Optical FDM technology nears commercialization

Nov. 1, 1999

On the heels of optical code-division multiple access, another wireless technology is nearing its optical debut.Network equipment based on optical frequency-division multiplexing (FDM) should appear on the market by the first quarter of next year, opening the door to yet another complement to wavelength-division multiplexing (WDM).

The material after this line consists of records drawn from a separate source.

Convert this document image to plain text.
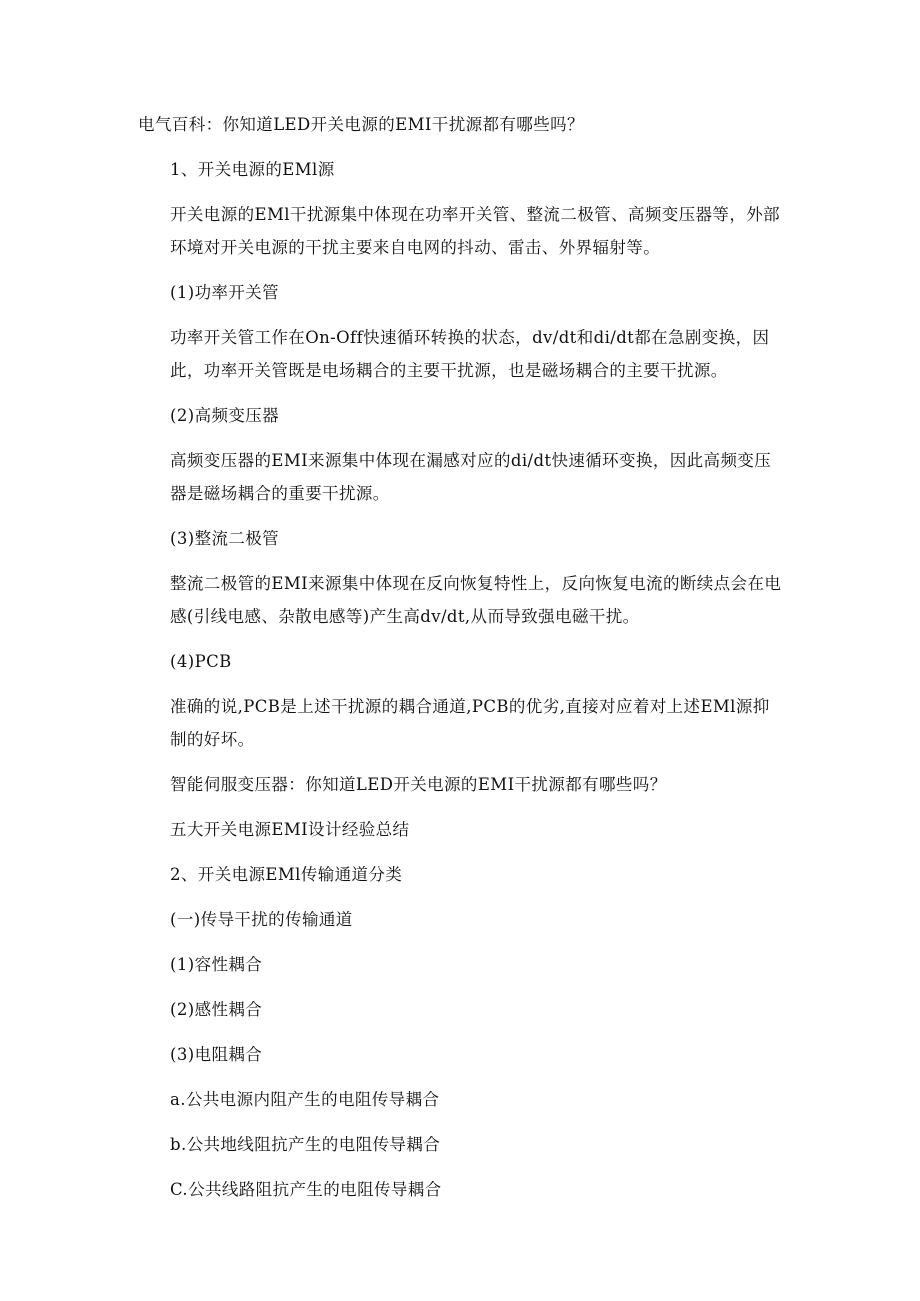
电气百科：你知道LED开关电源的EMI干扰源都有哪些吗？

1、开关电源的EMl源

开关电源的EMl干扰源集中体现在功率开关管、整流二极管、高频变压器等，外部环境对开关电源的干扰主要来自电网的抖动、雷击、外界辐射等。

(1)功率开关管

功率开关管工作在On-Off快速循环转换的状态，dv/dt和di/dt都在急剧变换，因此，功率开关管既是电场耦合的主要干扰源，也是磁场耦合的主要干扰源。

(2)高频变压器

高频变压器的EMI来源集中体现在漏感对应的di/dt快速循环变换，因此高频变压器是磁场耦合的重要干扰源。

(3)整流二极管

整流二极管的EMI来源集中体现在反向恢复特性上，反向恢复电流的断续点会在电感(引线电感、杂散电感等)产生高dv/dt,从而导致强电磁干扰。

(4)PCB

准确的说,PCB是上述干扰源的耦合通道,PCB的优劣,直接对应着对上述EMl源抑制的好坏。

智能伺服变压器：你知道LED开关电源的EMI干扰源都有哪些吗？

五大开关电源EMI设计经验总结

2、开关电源EMl传输通道分类

(一)传导干扰的传输通道

(1)容性耦合

(2)感性耦合

(3)电阻耦合

a.公共电源内阻产生的电阻传导耦合

b.公共地线阻抗产生的电阻传导耦合

C.公共线路阻抗产生的电阻传导耦合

Kestrel Solutions (Mountain View, CA) will incorporate the technology into its TalonMX optical add/drop multiplexer, which the company plans to target toward metropolitan-area-network applications. According to Meldon Gafner, Kestrel's chairman, and Dawn Hogh, vice president of marketing, optical FDM combines FDM, digital signal processing, and optical modulation (see Figure). Like the subcarrier multiplexing common to hybrid fiber/coax applications, optical FDM begins with an information stream that is modulated independently onto a subcarrier at an assigned frequency. Multiple subcarriers--each potentially carrying different kinds of traffic--are combined electronically; the resultant composite signal is used to modulate the light from a single laser transmitter. At the receive end, a single photodetector converts the optical signal back into an electrical signal. A sequence of frequency conversions and electronic filters separate the subcarriers into constituent signals.
Optical FDM involves a signal s that is modulated onto a subcarrier of frequency f. The various subcarriers are combined, then used to modulate a single optical beam for transmission across the network. At the receive end, a single photodetector converts the optical signal back to electrical format. The electrical stream is then split and demodulated.

Since digital electronics only have to operate as fast as the channel rate of an individual subcarrier channel, standard RF silicon circuits can be used to perform signal processing. This approach contrasts to the necessity in high-speed time-division multiplexing systems of a digital clock rate that equals the aggregate transmission rate, which can require the use of more-expensive gallium arsenide circuits. The fact that no synchronization is necessary between channels means that each channel can be both protocol and rate independent.

Besides lower cost, optical FDM offers other advantages over conventional optical multiplexing schemes, Kestrel executives say. The optical FDM waveforms undergo 3R regeneration at each node, which simplifies network design. Kestrel has targeted a transmission distance of 70 km for the first release of the TalonMX, reports Hogh. The regeneration capability and the general properties of optical FDM mean that the technique should work with virtually any fiber, including older fiber types and dispersion-shifted fiber. Meanwhile, the fact that all the channels are converted to electrical signals at each node simplifies add/drop multiplexing via an electrical crossbar switch. Performance monitoring and fault isolation on each channel also become easier.

Optical FDM improves bandwidth efficiency as well, say Gafner and Hogh. A 10-Gbit/sec optical FDM waveform occupies less than the 20-GHz bandwidth common to OC-192 transmissions. The Kestrel representatives also point out that a 4-channel OC-48 multiplexer, operating at an aggressive 50-GHz channel spacing, would require 200 GHz of bandwidth to transmit the same amount of traffic. However, given the small spectrum of the optical FDM waveform, these waves could be integrated into a conventional dense WDM system to provide multiple channels of 10-Gbit/sec traffic with very tight channel spacings.